Acrescenta-se a este cenário a utilização das relações interpessoais, das amizades, como objeto de consumo. Percebe-se, então, que os adolescentes convivem com o medo de que as suas relações possam sucumbir perante conflitos, fragilidades, diferenças comportamentais, econômicas, entre outras. Na linguagem dos adolescentes, consistiria em “flopar”, ou seja, deixar de existir, tornar-se invisível, ser ignorado, fracassar…
Consciência crítica
A realidade exige, tanto da escola quanto da família, não apenas identificar as consequências do consumismo como promover ações que favoreçam a humanização e uma consciência crítica que compreenda a importância da cidadania global como condição para a nossa existência. Ampliam-se, assim, as possibilidades de termos cada vez mais adolescentes que, mesmo diante do contexto neoliberal em que vivem, conseguem se conectar a experiências riquíssimas de companheirismo, escuta, protagonismo, solidariedade, acolhimento e respeito às diferenças.

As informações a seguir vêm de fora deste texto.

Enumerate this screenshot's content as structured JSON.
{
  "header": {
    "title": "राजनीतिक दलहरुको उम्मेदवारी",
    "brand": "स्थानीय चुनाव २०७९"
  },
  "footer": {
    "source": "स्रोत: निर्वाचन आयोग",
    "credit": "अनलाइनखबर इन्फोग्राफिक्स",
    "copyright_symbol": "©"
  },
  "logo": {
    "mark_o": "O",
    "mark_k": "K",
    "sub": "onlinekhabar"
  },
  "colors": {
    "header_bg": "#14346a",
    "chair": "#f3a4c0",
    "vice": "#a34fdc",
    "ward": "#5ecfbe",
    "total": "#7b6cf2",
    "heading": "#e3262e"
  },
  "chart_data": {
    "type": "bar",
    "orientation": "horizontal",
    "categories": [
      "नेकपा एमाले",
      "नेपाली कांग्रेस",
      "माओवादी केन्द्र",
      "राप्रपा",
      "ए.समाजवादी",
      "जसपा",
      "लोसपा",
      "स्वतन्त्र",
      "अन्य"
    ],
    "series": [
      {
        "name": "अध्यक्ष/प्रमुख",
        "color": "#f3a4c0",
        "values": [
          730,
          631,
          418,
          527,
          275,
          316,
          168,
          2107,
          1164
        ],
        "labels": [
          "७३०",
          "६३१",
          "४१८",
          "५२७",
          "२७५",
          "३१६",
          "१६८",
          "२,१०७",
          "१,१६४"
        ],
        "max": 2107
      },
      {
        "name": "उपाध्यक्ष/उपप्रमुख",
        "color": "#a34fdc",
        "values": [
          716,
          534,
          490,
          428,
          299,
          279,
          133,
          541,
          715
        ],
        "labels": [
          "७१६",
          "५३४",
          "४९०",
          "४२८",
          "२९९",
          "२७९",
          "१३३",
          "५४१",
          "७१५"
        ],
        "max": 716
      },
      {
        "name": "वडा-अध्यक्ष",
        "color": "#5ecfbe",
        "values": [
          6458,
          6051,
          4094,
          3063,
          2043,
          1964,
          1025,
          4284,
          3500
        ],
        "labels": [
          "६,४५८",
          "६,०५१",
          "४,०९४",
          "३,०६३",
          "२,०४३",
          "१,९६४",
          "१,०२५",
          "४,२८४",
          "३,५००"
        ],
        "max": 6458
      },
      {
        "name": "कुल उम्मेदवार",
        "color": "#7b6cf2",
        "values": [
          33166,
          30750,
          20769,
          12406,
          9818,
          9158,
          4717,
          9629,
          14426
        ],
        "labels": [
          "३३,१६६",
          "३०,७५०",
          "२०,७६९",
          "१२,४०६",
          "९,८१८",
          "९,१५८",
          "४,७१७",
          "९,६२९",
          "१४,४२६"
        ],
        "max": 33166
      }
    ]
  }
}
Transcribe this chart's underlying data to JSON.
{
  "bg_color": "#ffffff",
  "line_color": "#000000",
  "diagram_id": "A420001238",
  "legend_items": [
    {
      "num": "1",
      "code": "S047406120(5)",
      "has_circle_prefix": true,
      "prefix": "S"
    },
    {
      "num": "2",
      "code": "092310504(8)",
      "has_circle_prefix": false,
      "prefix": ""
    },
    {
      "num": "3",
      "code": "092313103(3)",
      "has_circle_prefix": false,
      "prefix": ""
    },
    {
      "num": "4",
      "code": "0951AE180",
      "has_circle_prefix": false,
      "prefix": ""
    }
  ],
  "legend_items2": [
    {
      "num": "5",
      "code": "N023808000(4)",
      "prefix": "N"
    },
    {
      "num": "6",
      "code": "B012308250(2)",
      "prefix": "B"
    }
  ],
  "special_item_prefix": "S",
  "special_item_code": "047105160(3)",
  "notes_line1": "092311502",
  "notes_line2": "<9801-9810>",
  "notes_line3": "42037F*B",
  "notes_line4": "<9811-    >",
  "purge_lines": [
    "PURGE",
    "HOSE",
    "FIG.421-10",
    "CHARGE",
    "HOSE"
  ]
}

Seria, portanto, muito mais que a compreensão não simplificadora das inúmeras representações, contradições, vozes e silêncios. É preciso criar possibilidades de conviver, a partir de engajamento e ações que deem sentido à vida. É o saborear do sorvete, o contemplar da lua – não apenas em período de eclipse, o extasiar-se com a transcendência, conversar, chorar, sorrir junto com amigos, participar de ações solidárias, praticar esportes… compreendendo o gerúndio de estar adolescente. Metamorfoseando, descobrindo, transformando, conquistando, vivendo, convivendo.